At the film’s worst, even master cinematographer and long-time Miller collaborator John Seale seems shackled into making a glorified perfume ad. But every now and then a flight of imagination truly takes off: the Djinn’s Waking Dream, a cascading, golden spiderweb-like network of connections across time and space; or Solomon’s living, breathing mutated musical instrument to woo his Queen, a very Cronenbergian construction.

To give Miller and Gore credit, while each of the Djinn’s stories impart words of warning about unbridled desire, fear, power and the like, they stop short of doling out neatly wrapped messages in the way of A Monster Calls and its titular tale-spinner. If anything, the film leaves things too vague, such that when it eventually resolves Binnie’s wish-making dilemma and confronts her largely solitary existence, there’s a nagging sense that some primal emotional thrust has been lost in translation. “Love is a gift,” not something that can be wished for and provided, someone says late on. Whether that notion been fully explored, or obscured by the digital pyrotechnics, is very much up for grabs.

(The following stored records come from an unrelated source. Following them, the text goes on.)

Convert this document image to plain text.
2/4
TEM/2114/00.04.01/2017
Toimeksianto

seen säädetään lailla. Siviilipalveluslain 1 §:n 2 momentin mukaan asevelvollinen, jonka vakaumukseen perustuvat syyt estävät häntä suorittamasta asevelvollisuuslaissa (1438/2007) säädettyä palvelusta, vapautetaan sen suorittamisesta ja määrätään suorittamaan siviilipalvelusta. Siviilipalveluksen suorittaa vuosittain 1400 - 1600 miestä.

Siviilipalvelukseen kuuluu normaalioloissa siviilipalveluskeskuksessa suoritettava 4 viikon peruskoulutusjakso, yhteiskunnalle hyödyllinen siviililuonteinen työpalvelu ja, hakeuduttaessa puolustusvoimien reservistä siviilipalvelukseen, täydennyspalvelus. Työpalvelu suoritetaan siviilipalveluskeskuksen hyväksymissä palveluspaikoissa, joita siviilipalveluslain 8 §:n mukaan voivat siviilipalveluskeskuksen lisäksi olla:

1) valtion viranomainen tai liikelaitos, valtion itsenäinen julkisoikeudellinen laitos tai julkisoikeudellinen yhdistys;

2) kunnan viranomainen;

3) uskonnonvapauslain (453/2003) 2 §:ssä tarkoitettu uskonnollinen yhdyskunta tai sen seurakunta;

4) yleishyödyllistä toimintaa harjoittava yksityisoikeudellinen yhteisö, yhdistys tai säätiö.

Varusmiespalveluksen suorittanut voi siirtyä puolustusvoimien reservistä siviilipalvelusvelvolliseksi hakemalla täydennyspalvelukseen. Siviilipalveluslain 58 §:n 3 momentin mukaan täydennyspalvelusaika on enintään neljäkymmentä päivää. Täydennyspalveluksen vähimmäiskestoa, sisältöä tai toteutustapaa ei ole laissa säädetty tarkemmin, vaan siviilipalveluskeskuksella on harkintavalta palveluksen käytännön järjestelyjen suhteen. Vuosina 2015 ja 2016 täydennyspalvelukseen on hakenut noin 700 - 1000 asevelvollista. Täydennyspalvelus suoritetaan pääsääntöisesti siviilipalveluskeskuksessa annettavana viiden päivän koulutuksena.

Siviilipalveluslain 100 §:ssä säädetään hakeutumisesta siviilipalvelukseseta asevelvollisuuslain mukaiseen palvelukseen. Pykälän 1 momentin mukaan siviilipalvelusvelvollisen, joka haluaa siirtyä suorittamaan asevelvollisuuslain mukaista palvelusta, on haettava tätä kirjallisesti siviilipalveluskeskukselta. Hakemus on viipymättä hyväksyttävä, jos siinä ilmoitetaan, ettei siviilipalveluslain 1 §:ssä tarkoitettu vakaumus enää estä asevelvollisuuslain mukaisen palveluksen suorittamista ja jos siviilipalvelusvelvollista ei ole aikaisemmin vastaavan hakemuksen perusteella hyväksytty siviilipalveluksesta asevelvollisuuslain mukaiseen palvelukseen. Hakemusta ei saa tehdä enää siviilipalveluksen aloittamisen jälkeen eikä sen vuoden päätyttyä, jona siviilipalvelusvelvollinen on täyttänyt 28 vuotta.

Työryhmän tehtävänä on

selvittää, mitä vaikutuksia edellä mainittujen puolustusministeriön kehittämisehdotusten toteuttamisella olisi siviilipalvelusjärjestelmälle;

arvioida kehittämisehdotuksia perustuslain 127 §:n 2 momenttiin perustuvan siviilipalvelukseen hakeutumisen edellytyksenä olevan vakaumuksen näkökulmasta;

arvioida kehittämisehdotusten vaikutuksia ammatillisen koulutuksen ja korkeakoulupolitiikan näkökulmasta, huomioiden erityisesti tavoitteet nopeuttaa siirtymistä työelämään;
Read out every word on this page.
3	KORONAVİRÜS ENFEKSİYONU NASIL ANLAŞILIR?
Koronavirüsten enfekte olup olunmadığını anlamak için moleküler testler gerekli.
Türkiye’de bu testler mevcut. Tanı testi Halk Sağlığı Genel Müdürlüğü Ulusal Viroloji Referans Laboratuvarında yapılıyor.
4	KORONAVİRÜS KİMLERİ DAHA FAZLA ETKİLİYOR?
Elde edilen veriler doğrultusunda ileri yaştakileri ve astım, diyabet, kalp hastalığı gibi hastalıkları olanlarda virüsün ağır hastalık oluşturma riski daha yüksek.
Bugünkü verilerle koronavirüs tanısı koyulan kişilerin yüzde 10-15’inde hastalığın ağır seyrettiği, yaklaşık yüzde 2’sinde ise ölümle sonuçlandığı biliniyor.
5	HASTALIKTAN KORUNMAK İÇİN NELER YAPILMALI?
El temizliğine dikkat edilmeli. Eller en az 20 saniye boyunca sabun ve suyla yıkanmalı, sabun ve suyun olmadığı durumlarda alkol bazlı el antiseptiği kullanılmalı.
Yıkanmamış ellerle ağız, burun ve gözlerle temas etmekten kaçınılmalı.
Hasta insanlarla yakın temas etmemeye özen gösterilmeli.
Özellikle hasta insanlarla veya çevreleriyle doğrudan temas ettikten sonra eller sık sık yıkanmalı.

Still, Swinton and Elba make for an engaging double act, the former clearly relishing yet another outré accent-hairdo-outfit combo, the latter savouring the opulent, eloquent narration. Tom Holkenborg (aka Junkie XL) explores a very different musical palette from his bombastic Fury Road score, ranging from Middle Eastern percussion to unabashed, string-laden romance. The whole project is clearly a heartfelt labour of and about love for Miller and his team, its inventiveness and earnestness often neck and neck with its more garish, clodhopping choices. If that’s the sort of ‘Djinn tonic’ that refreshes Miller enough to reinvent the action wheel once more in Furiosa, it’s hard to stay too mad with the results.